I don't notice my blood sugar while I'm driving until it's too late, sometimes. I waited too long for lunch today, and pulled off just before St. Paul to a Chipotle. I realized I looked deranged when I kept saying "no cream cheese" to my burrito maker when I was trying to say "no cheese or sour cream" -- and then couldn't figure out which of the spouts contained iced tea. (To be fair, it was the unlabeled samovar-like thing that would have held *water* in Canada).
It was 850 km worth of almost-prairie today, all straight road, sunny blue clouds punctuated by an occasional sudden storm, pickups and cars with boat trailers, small sparkling lakes. Big blonde people in the Chili's in Fargo where I ate dinner.

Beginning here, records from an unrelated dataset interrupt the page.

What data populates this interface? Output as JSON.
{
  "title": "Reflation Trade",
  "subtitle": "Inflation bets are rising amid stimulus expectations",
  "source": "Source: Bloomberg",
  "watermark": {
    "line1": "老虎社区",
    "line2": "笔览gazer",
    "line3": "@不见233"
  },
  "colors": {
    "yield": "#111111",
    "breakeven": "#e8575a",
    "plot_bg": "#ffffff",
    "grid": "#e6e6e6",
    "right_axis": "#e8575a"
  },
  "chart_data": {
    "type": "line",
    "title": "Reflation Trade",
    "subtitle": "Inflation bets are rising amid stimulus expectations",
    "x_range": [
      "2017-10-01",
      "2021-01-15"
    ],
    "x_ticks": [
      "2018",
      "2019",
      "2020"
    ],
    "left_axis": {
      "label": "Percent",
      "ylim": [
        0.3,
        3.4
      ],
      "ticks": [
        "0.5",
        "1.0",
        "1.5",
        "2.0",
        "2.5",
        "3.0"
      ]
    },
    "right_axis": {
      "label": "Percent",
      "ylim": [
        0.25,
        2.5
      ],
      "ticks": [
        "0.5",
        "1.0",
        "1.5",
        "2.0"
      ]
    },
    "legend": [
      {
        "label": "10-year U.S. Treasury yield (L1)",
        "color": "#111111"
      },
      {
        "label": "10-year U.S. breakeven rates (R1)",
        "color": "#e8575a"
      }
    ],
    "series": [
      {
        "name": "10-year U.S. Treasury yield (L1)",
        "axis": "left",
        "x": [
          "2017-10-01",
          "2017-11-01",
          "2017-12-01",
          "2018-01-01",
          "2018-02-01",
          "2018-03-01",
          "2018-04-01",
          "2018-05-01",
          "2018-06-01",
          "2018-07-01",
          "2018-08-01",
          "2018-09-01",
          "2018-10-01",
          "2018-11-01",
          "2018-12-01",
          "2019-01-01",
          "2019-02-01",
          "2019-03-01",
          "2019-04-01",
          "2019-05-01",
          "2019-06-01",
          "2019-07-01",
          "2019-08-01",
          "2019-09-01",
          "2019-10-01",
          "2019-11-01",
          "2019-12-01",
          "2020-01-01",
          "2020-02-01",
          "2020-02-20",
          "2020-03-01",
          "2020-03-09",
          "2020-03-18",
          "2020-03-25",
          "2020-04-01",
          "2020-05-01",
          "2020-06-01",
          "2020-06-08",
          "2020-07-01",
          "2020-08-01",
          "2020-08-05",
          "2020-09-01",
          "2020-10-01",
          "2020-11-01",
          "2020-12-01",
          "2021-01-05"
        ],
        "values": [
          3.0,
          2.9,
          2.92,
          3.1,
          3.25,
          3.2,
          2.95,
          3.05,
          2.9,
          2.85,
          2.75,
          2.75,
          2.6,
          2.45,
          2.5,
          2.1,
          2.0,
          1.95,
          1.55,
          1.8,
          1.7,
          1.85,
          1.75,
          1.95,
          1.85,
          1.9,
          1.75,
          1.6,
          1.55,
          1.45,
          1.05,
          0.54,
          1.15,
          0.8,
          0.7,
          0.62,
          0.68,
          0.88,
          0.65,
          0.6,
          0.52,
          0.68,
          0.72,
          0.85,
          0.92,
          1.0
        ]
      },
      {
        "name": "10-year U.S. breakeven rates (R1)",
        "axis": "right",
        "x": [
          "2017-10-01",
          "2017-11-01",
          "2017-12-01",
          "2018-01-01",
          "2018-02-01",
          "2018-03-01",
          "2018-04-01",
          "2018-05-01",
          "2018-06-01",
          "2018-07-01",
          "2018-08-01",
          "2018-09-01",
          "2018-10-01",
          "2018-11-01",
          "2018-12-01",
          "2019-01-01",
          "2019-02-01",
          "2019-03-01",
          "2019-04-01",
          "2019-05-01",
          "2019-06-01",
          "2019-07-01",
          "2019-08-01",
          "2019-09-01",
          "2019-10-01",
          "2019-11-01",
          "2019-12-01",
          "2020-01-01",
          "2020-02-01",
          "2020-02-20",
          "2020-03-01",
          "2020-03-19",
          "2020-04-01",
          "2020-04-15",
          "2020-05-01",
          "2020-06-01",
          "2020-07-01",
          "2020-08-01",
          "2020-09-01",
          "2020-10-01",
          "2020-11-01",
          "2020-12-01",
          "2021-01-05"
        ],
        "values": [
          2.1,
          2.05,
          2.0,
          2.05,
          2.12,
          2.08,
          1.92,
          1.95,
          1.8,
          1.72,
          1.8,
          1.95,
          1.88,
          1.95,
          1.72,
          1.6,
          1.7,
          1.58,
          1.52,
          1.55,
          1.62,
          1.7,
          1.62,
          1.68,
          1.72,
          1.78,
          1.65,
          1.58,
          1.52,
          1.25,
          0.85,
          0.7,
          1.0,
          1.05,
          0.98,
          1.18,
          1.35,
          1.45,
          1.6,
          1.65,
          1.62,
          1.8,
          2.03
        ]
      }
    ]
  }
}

I had an email from F noting that a long drive gives you decompression time with no obligations, no need to interact in any way you don't want to. I think I need that... and I think my life really doesn't lend itself to that. I was listening to a piece on CBC the other day about how with the current array of technology, you can't lose yourself in a foreign city the way we did even five years ago -- the stream of tweets and fbook and wifi means that you are as hooked into other people as anywhere else. I've kind of arranged this trip on purpose to be relational -- and it's got an accidental but perfect symmetry where my stays started with my childhood home, then the familiar bed at P's, then the familiar-but-new space of my first real-life meeting with the miraculous Amy. Then tonight, a never-before seen town (though of course, it looks like every other edge of a mid-size american city, though the full double rainbow in the parking lot of the Target was pretty unique to the northern mid-west). A funnel from the known to the new. And, a need to respond to an email about work, and one about a requisite signature for my rented place in TO, and a call about community response to bp's illness, and a nagging realization that I haven't responded to stuff about the orphans. Hard to lose myself when I have destinations, no time to just roll free, the wifi hook.
I think that tomorrow and sunday I'll just undo it all and try for that decompression. Being with the people who care about me at the beginning of this trip was invaluable... and now I think I need to just drive until I'm done, and not talk. Hurt and hope are still washing over me as I go, punctuated with license plate bingo, gratitude, the voice of david sedaris, the two or three songs iconic of this trip so far: AC Newman's Ten or Twelve, Arcade Fire's Keep the Car Running, Alison Kraus & Robert Plant's Gone Gone Gone.